Search code examples
pythonpytorchdataloader

How to make the trainloader use a specific amount of images?


Assume I am using the following calls:

trainset = torchvision.datasets.ImageFolder(root="imgs/", transform=transform)
trainloader = torch.utils.data.DataLoader(trainset,batch_size=4,shuffle=True,num_workers=1)

As far as I can tell, this defines the trainset as consisting of all the images in the folder "images", with labels as defined by the specific folder location.

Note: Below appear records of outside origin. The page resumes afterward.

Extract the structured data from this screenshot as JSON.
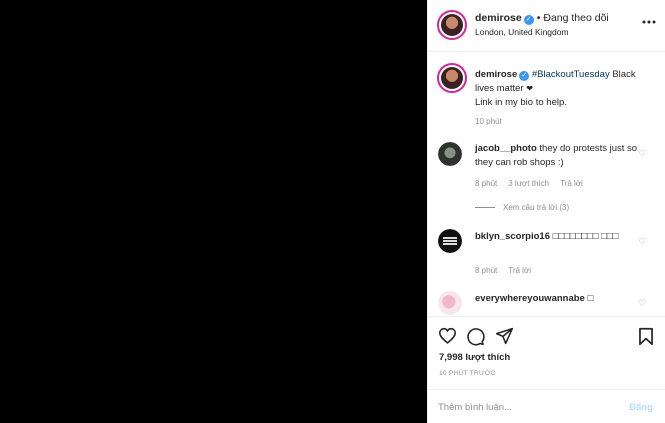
{
  "header": {
    "username": "demirose",
    "dot": "•",
    "follow_status": "Đang theo dõi",
    "location": "London, United Kingdom",
    "more_icon": "more-horizontal-icon"
  },
  "caption": {
    "username": "demirose",
    "hashtag": "#BlackoutTuesday",
    "text_1": " Black lives matter ",
    "heart": "❤",
    "text_2": "Link in my bio to help.",
    "time": "10 phút"
  },
  "comments": [
    {
      "username": "jacob__photo",
      "text": " they do protests just so they can rob shops :)",
      "time": "8 phút",
      "likes": "3 lượt thích",
      "reply_label": "Trả lời",
      "view_replies": "Xem câu trả lời (3)"
    },
    {
      "username": "bklyn_scorpio16",
      "text": " □□□□□□□□ □□□",
      "time": "8 phút",
      "reply_label": "Trả lời"
    },
    {
      "username": "everywhereyouwannabe",
      "text": " □"
    }
  ],
  "likes_count": "7,998 lượt thích",
  "post_time": "10 PHÚT TRƯỚC",
  "add_comment": {
    "placeholder": "Thêm bình luận...",
    "post_label": "Đăng"
  },
  "colors": {
    "verified": "#3897f0",
    "hashtag": "#00376b",
    "post_button_disabled": "#b2dffc",
    "story_ring": "#d6249f"
  }
}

My question is - Is there any direct/easy way to define the trainset to be a sub-sample of the images in this folder? For example, define trainset to be a random sample of 10 images from every sub-folder?


Solution

  • You can wrap the class DatasetFolder (or ImageFolder) in another class to limit the dataset:

    class LimitDataset(data.Dataset):
        def __init__(self, dataset, n):
            self.dataset = dataset
            self.n = n
    
        def __len__(self):
            return self.n
    
        def __getitem__(self, i):
            return self.dataset[i]
    

    You can also define some mapping between the index in LimitDataset and the index in the original dataset to define more complex behavior (such as random subsets).

    If you want to limit the batches per epoch instead of the dataset size:

    from itertools import islice
    for data in islice(dataloader, 0, batches_per_epoch):
        ...
    

    Note that if you use this shuffle, the dataset size will be the same, but the data that each epoch will see will be limited. If you don't shuffle the dataset this will also limit the dataset size.